Agentic workflows are different. They can handle inputs that are messy, semi-structured, or variable. They do not need the steps to be pre-programmed for every situation. Instead, the system interprets a goal, plans how to reach it, and selects appropriate tools along the way. Consider the workflow step example above that retrieves data from a third party API. If the third party API method changes, an agentic workflow doesn't break because it can read the new API documentation and use the new specifications.

Traditional workflow automation Agentic workflow
Executes predefined steps Plans or adapts steps based on the task
Works best when inputs are structured and predictable Handles messy, changing, semi-structured inputs
Uses rules, triggers, and deterministic routing Uses reasoning, retrieval, tool use, and evaluation loops
Breaks when the process changes unless manually reconfigured Can adapt within bounded permissions and policies
Produces task completion records Produces evidence-linked, reviewable work products
Optimized for repeatability Optimized for judgment support, synthesis, and exception handling

The practical takeaway: use traditional automation where the process is stable, structured, and rules-based. Use agentic workflows where the process involves interpretation, synthesis, changing inputs, and exception handling.
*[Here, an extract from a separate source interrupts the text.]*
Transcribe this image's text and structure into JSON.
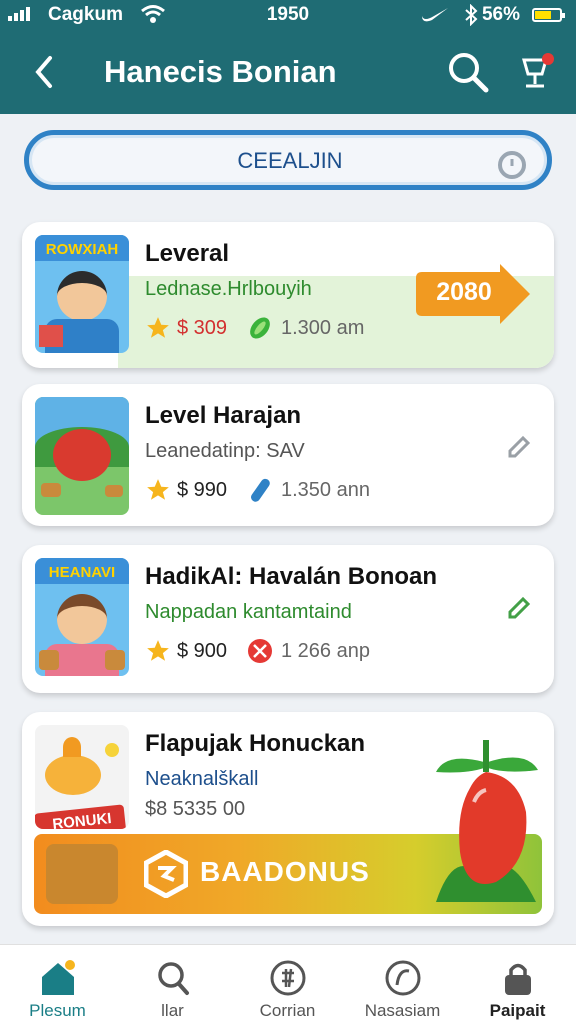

Most production systems will combine both. Deterministic controls for permissions, routing, approvals, and audit logging. Agentic components for research, extraction, comparison, summarization, and recommendation.

A concrete example

A startup is monitoring financial regulators for new guidance. A traditional automation setup might check a regulator's RSS feed, send a Slack notification with a link, and ask an LLM to summarise the document. That is useful. But it is not agentic.

An agentic workflow would go further. It retrieves the document, classifies the type of publication (consultation paper, final rule, enforcement action), extracts specific obligations and deadlines, maps them to the firm's existing policies and controls, assesses relevance to the firm's business, and delivers a structured alert with evidence and recommended actions. It also escalates items it is uncertain about, rather than forcing a conclusion.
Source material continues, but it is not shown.